Total electoral wipeout · ↗ en.wikipedia.org


The 2002 Turkish general election is the canonical example of total electoral wipeout. Every party holding seats in the previous legislature was completely wiped out. Of the two parties that won seats in the 2002 election, the one that formed government didn’t even exist at the time of the previous election (current president Erdoğan’s AK Party, formed in 2001). Of note, it wasn’t a complete changing of the guard: one of the three independent members from the 1999 parliament won his seat again in 2002 (Mehmet Ağar), though it seems he took over as leader of one of the wiped-out parties shortly after the election.

Hat tip to kynakwado2 on Twitter.

Twyman's law · ↗ en.wikipedia.org


From Wikipedia:

Twyman’s law states that “Any figure that looks interesting or different is usually wrong”

A bit different from that oft-quoted line attributed to Isaac Asimov:

The most exciting phrase in science is not ‘Eureka!’ but ‘that’s funny’

But Twyman’s law is much truer in my experience.
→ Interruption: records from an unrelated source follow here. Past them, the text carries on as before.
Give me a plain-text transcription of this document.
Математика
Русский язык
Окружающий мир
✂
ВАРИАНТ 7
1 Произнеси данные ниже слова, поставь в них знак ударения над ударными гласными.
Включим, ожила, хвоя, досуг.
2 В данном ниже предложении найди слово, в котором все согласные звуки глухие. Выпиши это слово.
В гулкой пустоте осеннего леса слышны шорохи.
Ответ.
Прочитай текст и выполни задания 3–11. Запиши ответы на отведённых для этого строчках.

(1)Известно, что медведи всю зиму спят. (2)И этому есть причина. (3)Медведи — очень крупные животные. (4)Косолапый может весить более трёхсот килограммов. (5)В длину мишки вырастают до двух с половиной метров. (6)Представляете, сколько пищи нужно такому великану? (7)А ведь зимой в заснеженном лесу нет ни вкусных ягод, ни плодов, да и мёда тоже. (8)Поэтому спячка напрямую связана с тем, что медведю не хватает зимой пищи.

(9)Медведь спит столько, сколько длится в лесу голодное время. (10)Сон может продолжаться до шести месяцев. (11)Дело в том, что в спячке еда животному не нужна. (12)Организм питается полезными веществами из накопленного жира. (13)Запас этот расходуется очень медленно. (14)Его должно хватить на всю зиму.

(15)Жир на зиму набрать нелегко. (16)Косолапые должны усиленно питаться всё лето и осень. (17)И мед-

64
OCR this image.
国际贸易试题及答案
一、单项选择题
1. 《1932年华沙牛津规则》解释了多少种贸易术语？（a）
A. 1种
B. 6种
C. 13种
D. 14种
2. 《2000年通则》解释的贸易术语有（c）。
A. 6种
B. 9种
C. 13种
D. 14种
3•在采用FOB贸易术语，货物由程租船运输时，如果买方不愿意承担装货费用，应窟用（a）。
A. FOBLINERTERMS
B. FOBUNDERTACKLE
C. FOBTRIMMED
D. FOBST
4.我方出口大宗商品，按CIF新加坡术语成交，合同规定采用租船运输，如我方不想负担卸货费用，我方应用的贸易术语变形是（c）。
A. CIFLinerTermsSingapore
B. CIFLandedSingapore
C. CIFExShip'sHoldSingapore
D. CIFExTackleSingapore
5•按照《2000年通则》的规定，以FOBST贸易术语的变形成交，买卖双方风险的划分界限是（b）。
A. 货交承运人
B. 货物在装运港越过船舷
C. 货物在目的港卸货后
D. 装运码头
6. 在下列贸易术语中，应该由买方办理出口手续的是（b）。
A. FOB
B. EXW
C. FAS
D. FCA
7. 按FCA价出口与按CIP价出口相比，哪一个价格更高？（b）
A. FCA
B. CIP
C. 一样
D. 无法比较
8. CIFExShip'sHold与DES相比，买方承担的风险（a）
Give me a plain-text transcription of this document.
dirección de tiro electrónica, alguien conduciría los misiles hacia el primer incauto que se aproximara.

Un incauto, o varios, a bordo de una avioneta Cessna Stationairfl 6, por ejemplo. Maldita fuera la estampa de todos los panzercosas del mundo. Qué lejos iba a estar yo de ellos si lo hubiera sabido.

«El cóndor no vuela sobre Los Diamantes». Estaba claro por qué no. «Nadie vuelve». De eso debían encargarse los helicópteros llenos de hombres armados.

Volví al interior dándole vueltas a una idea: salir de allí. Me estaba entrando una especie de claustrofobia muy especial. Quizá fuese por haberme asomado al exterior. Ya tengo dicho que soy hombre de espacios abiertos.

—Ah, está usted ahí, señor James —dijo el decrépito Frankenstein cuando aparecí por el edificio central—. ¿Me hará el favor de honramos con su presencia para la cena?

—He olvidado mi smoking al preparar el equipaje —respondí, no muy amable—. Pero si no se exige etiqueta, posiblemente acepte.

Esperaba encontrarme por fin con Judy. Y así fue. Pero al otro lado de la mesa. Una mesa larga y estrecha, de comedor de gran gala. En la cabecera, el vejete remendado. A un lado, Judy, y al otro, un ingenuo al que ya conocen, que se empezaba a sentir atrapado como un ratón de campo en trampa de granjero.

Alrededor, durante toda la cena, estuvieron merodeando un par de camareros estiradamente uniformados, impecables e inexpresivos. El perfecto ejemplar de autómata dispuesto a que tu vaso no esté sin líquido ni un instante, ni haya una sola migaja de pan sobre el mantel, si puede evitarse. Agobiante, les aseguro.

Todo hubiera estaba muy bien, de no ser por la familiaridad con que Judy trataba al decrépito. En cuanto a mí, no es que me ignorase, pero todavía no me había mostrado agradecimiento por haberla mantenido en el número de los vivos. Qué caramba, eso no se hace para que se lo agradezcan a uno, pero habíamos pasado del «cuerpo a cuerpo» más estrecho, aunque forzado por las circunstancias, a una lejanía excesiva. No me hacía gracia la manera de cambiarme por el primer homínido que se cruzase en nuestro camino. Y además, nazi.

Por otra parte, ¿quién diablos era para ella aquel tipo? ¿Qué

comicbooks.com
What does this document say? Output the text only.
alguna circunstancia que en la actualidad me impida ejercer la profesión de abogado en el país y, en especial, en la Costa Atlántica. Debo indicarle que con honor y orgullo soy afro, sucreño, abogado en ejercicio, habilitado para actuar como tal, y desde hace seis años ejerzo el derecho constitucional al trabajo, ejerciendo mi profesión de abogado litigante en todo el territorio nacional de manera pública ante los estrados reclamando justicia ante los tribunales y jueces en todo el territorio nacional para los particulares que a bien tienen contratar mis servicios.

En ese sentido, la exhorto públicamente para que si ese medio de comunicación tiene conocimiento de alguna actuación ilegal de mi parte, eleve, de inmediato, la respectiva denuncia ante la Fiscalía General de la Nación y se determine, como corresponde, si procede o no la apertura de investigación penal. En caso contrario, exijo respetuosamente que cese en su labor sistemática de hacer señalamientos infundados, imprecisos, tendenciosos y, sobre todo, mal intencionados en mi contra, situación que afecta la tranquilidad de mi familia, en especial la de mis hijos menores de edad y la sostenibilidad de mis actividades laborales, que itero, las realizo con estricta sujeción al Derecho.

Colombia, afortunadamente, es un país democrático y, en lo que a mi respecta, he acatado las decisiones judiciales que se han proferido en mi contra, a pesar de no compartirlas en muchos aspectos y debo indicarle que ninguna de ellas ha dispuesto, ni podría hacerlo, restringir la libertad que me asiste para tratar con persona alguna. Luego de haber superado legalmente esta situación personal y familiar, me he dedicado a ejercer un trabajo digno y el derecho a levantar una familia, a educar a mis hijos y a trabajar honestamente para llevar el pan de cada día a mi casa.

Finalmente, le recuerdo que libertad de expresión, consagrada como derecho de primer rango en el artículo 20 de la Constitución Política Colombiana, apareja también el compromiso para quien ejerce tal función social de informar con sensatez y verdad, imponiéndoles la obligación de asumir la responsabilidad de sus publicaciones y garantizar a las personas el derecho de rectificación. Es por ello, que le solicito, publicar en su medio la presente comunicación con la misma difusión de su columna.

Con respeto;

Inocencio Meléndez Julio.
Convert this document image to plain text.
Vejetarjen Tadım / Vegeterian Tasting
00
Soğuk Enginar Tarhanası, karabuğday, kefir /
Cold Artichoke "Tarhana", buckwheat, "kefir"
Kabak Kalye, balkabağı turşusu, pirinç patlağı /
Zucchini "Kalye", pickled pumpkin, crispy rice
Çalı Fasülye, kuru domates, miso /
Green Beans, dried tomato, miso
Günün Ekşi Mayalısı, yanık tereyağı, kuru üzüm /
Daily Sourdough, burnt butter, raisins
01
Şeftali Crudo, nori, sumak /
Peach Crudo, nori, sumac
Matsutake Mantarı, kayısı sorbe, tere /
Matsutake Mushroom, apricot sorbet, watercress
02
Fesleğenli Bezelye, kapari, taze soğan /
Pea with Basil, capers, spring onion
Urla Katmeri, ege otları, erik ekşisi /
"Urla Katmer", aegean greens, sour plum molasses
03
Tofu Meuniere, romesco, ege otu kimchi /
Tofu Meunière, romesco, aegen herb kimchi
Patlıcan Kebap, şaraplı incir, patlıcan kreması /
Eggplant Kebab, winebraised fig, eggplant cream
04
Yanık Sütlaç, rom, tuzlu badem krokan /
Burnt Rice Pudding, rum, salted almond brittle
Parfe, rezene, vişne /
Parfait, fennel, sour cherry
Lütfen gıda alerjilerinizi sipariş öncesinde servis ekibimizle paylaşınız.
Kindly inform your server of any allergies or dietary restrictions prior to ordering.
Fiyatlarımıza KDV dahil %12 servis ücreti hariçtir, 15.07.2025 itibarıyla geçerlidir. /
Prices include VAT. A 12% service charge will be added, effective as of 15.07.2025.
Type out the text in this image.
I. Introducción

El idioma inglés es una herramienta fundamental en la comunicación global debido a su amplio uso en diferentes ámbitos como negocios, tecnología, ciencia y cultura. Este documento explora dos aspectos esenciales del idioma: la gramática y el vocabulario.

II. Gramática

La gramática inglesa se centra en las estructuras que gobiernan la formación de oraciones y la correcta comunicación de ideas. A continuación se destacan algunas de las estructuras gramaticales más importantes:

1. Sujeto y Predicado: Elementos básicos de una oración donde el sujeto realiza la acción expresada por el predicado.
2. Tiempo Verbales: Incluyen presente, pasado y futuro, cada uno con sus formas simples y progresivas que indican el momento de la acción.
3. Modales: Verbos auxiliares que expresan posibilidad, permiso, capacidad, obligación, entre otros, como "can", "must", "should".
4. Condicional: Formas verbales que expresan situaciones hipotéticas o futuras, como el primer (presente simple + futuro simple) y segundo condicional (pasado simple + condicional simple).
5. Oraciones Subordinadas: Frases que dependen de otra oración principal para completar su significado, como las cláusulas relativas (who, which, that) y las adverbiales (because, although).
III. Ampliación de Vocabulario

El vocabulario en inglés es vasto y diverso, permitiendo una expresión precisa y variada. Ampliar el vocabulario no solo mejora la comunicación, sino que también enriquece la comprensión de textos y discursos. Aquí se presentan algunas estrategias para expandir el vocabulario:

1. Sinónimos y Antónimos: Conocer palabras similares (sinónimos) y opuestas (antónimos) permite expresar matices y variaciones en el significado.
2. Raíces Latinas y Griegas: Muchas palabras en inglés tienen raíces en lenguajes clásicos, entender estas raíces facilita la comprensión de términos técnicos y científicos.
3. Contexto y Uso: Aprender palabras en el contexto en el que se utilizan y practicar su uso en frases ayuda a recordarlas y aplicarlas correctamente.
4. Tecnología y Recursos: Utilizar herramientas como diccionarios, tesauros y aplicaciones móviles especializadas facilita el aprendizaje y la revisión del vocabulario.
Surprising results are usually a signal that something is screwy with my data, my assumptions, or my pipeline.

Hat tip to DJ Rich on Twitter.

Remember that a lot of numbers are fake · ↗ davidoks.blog


David Oks wrote an essay reminding us that in many countries, even the most basic statistic—the population—is often shockingly uncertain or even outright fabricated. It’s a good reminder that many of the numbers we rely on for international comparisons, like crime rates and economic indices, are similarly troubled by incompatible definitions, uneven measurement, and varying degrees of manipulation. Ask Google what the population of Afghanistan is, and it will happily show you an annual timeline of population since 1960, but the tidiness of the chart belies the murkiness of the estimate.

One of the drawbacks of easily accessible international datasets from organizations like the World Bank and Our World in Data is that they paper over the huge differences among the underlying source datasets. Ultimately, you end up with one number from each country and the implication that they are all pointing to a single construct. This makes it far too easy to draw confident comparisons between countries that simply aren’t measuring the same thing. Without being forced to assemble these datasets yourself, it’s difficult to appreciate how messy it is to measure “the same thing” across different places (or even to measure the same thing over time within one place).

When evaluating a statistical claim, it’s always worth asking where the numbers come from and how they were measured. It’s easy to take figures at face value, especially when they’re rarely presented with any explicit uncertainty, which may be large. This goes double for more esoteric constructs like freedom scores or corruption indices, which often show up in social media posts cheerleading (or doom-mongering) one country over another. I remember one slickly produced video uncritically comparing COVID-19 statistics between Australia and Niger on the basis that they have the same population (do they?). Niger is one of the poorest and youngest countries in the world, and differences in demographics and health infrastructure alone invalidate any straightforward comparison with a wealthy Western country.